As part of these efforts, leadership should be looking for change agents. Lurking within the department are people already chomping to be let loose — to make things better and different (not necessarily in that order.) They have to be given the freedom they need to do the things they dream. Some may not believe a different mindset has arrived and may hide. But they have to be given the chance to come forward and lead the department into new and valuable areas. Watch carefully. Leadership comes from anywhere.
Finally, the article discusses the concept of having someone assigned to "change-readiness." As you find those who want change, you will also identify people who can see the broader pictures — the ones who are looking at the future of internal audit within the perspective of your department; the ones who are seeing the tools, techniques, and adaptations that will make your department more effective; and the ones who can help the department prepare for a change-heavy future. Find that individual and give him or her the authority to start making your department change ready.

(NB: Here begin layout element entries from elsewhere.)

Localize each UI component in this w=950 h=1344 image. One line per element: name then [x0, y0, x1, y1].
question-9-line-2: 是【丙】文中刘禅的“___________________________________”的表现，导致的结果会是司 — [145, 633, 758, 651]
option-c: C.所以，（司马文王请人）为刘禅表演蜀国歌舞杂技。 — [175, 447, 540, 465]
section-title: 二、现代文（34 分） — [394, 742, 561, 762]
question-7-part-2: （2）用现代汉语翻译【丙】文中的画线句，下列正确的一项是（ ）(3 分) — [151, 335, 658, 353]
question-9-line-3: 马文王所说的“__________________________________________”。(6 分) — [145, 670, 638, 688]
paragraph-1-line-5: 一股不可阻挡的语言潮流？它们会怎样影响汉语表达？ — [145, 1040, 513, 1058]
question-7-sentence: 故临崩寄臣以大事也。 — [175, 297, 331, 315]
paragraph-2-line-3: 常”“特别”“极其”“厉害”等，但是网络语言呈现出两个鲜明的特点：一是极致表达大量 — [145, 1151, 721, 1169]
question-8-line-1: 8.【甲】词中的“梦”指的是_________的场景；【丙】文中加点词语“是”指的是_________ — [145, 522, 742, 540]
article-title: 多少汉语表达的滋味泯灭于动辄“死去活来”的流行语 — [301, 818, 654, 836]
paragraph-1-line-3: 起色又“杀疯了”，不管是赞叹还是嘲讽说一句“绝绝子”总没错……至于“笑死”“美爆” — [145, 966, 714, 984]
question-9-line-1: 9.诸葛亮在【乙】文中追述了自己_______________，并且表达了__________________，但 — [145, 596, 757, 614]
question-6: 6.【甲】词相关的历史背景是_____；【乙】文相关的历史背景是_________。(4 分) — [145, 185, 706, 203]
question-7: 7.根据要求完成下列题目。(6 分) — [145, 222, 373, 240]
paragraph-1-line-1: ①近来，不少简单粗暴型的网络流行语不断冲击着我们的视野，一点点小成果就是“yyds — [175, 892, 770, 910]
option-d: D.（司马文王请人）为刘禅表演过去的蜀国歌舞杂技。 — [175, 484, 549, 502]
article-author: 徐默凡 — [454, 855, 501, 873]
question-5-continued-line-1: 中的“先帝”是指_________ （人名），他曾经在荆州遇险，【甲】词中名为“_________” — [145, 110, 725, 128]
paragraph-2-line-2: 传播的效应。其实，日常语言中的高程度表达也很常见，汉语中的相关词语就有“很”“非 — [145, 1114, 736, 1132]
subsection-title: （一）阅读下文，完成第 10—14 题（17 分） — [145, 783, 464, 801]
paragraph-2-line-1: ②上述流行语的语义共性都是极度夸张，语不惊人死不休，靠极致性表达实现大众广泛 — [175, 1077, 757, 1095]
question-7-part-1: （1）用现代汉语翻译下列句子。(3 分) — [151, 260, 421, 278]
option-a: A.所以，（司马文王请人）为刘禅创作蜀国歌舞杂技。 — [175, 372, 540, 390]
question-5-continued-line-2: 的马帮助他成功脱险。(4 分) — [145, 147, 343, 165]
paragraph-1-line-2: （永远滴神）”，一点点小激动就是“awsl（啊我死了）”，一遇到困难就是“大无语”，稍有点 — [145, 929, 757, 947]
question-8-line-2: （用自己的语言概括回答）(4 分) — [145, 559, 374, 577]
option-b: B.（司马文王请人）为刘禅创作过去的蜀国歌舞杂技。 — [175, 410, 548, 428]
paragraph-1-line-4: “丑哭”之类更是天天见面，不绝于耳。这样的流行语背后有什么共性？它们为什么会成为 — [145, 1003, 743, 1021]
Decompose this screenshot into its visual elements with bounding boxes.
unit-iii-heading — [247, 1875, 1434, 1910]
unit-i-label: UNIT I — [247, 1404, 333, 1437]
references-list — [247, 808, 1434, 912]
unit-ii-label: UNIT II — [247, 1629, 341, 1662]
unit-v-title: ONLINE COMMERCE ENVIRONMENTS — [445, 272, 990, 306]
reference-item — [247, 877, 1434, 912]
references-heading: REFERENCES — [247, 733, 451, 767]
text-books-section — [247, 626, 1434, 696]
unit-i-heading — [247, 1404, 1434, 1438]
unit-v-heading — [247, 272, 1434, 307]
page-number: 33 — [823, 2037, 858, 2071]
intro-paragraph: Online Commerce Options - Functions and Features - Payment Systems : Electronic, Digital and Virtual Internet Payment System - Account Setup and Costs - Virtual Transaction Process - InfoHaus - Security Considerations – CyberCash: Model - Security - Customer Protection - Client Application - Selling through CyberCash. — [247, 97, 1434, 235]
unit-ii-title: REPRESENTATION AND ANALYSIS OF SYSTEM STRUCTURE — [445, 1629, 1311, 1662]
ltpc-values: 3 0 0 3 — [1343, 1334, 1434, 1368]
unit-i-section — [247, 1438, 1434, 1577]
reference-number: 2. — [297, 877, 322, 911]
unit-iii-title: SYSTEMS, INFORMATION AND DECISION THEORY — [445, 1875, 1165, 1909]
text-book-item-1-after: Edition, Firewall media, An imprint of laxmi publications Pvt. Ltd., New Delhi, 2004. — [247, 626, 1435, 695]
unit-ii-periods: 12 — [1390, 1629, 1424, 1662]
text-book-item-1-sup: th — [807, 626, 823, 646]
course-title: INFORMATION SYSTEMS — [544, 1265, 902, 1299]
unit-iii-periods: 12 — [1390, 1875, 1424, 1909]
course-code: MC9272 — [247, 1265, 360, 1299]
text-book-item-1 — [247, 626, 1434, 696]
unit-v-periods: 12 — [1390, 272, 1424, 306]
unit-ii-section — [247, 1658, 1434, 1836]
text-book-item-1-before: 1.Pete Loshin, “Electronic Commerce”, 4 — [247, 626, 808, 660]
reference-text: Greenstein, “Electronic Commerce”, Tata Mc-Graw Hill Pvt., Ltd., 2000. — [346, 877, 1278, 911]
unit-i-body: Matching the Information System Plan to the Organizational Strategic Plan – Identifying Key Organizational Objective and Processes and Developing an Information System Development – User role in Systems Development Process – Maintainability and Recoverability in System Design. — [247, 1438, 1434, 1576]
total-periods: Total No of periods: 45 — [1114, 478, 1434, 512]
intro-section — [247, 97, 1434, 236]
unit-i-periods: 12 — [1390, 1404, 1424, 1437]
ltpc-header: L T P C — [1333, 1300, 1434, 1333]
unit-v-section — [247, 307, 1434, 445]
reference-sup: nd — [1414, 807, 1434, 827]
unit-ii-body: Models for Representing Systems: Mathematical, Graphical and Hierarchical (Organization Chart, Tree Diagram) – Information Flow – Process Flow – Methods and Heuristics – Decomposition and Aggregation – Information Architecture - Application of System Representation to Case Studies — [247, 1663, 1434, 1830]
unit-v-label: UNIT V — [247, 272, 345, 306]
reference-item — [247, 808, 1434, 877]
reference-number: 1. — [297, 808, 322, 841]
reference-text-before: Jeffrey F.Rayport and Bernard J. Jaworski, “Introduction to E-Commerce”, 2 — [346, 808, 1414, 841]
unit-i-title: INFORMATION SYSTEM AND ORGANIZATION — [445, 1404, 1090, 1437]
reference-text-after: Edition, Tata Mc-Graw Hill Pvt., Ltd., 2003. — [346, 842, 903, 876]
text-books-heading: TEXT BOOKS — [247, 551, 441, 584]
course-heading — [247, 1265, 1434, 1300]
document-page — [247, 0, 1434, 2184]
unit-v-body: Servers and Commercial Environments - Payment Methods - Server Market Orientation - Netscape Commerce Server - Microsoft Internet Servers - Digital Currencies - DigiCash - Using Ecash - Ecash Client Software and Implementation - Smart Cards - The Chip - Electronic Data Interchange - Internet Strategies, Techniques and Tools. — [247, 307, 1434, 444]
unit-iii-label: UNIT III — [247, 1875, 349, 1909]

Let me note that I have addressed much of the foregoing to audit leadership. But change seldom comes from the official leaders; it comes from those who can see the work that is being done while seeing the opportunities. That means that this message is really for every auditor in every position. Change can be driven from anywhere. Yeah, it's a lot easier if leadership is right there with you. But a leader can come from anywhere. And you can be that leader.
Ultimately, this all comes down to a phrase that internal auditors have thrown around for years — internal auditors as change agents. But we have talked a lot and done very little about it. In fact, many professionals don't buy into our role as change agents. They see it is a violation of our independence and objectivity.
Sorry, but it is not a violation. (And I'm not going into that can of misinformed worms right now.) But becoming change agents — embracing change and looking at it as an opportunity rather than something that must be "managed" — is the way internal audit can remain relevant, not only watching for change, but leading change in our profession, in our organizations, and in our industries.